Taste of Cherry (1997) bears all his hallmarks in spades. A minimalist ode to life’s fragility, it is shot chiefly from the front seats of a Range Rover, in which Mr Badii drives around Tehran to look for someone willing to cover his body, after suicide, with earth. As if in a parable, he unsuccessfully propositions a Kurdish soldier who becomes frightened, and an Afghan seminarian who refuses on moral grounds. Eventually, an Azeri taxidermist, in desperate need of money, agrees. Despite his acceptance, the taxidermist still tries to talk Badii down. He too had felt suicidal, yet reconsidered when he tasted the berries on the tree he was to hang himself. Badii leaves to lie in his grave at night. We are never shown if he is alive in the morning, or even his suicidal motive for that matter. The camera then breaks the fourth wall and switches to camcorder-quality footage of the actor and some of the crew in the hills of Tehran.

The ending leaves viewers confused. Why had Kiarostami led us on a frustrating road trip, equipped with no soundtrack or background information, to forge a sympathetic bond with Badii, only to deny us the culmination of our patience? While film critic Roger Ebert thought the ending a ‘tired’ distancing strategy, it was largely critically praised. Kiarostami loved an ambiguous ending, but it was not a ‘cliff-hanger’ in the conventional sense: it resisted being one. By reminding us we are watching a film, we are denied the right to ask whether he lived or died. The answer is clear but unsatisfactory: neither. The camera stopped shooting.

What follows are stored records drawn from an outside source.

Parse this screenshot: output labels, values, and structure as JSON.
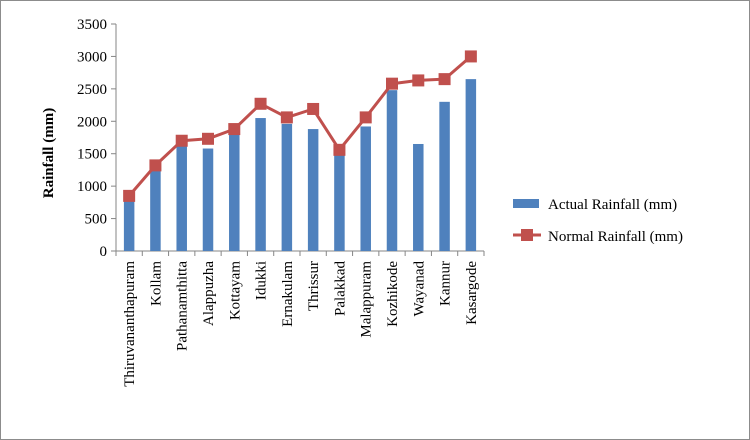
{
  "chart_data": {
    "type": "bar",
    "title": "",
    "ylabel": "Rainfall (mm)",
    "xlabel": "",
    "ylim": [
      0,
      3500
    ],
    "yticks": [
      0,
      500,
      1000,
      1500,
      2000,
      2500,
      3000,
      3500
    ],
    "grid": false,
    "legend_position": "right",
    "categories": [
      "Thiruvananthapuram",
      "Kollam",
      "Pathanamthitta",
      "Alappuzha",
      "Kottayam",
      "Idukki",
      "Ernakulam",
      "Thrissur",
      "Palakkad",
      "Malappuram",
      "Kozhikode",
      "Wayanad",
      "Kannur",
      "Kasargode"
    ],
    "series": [
      {
        "name": "Actual Rainfall (mm)",
        "type": "bar",
        "color": "#4f81bd",
        "values": [
          800,
          1250,
          1620,
          1580,
          1800,
          2050,
          1960,
          1880,
          1480,
          1920,
          2480,
          1650,
          2300,
          2650
        ]
      },
      {
        "name": "Normal Rainfall (mm)",
        "type": "line",
        "color": "#c0504d",
        "values": [
          850,
          1320,
          1700,
          1730,
          1880,
          2270,
          2060,
          2190,
          1560,
          2060,
          2580,
          2630,
          2650,
          3000
        ]
      }
    ]
  }
}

Image courtesy of mubi.com
Image courtesy of mubi.com

The ending is but a taster of Kiarostami’s interest in portraying filmmaking through film. His so-called ‘Koker trilogy’ begins with a simple story of a boy returning a schoolbook. The second film, however, features the director of the first movie returning to Koker to check if the child actors survived the 1990 earthquake in Iran. The third film, Through the Olive Trees, features the director of the second film and his struggle to film one particular scene, thereby framing each previous work as fiction. The earthquake scenario allows him to explore his concerns as a filmmaker, both artistically and ethically. He preferred to cast actors from obscure rural villages: Homayoun Ershadi, who portrays Mr. Badii, was driving to work when Kiarostami knocked on his window and asked him to star in his movie, launching a successful acting career. By showing the post-film effects on the community, the line between documentary and fiction; and between actor, director, and audience, blurs.

Image courtesy of lightsinthedusk.blogspot.com
Image courtesy of lightsinthedusk.blogspot.com

Kiarostami never ceased to experiment. In the film Ten (2002), he gave his actors brief directions, then left the camera in the car, and was absent for the filming. In the 2008 feature Shirin, he showed 113 women’s expressions watching a film in a cinema. He directed shorts and documentaries, wrote books, and largely kept Iran as his subject matter, even as the vast majority of directors left after the 1979 Revolution. Of this, he compared emigration to the uprooting of the tree – he would “no longer bear fruit”.

The inspiration, the ‘taste of cherry’, was always present to Kiarostami in Iran – in its languages, its people, its vast mountainous landscapes. He looked to life to find art, and blurred the line separating the two. Though censorship regrettably limited his audience, his imprint is permanent. In response to those critics who called his work dull, Kiarostami himself joked: “Everybody knows I am not patient enough to watch one of my films from beginning to end – I never do.” That said, his films give something more than entertainment, if one is willing to give him a little patience. There are no explosions or punch lines. Instead, what you will find at his most innovative is a coexistent experience of film and production – and even at his least, something tender, unpretentious, and genuine.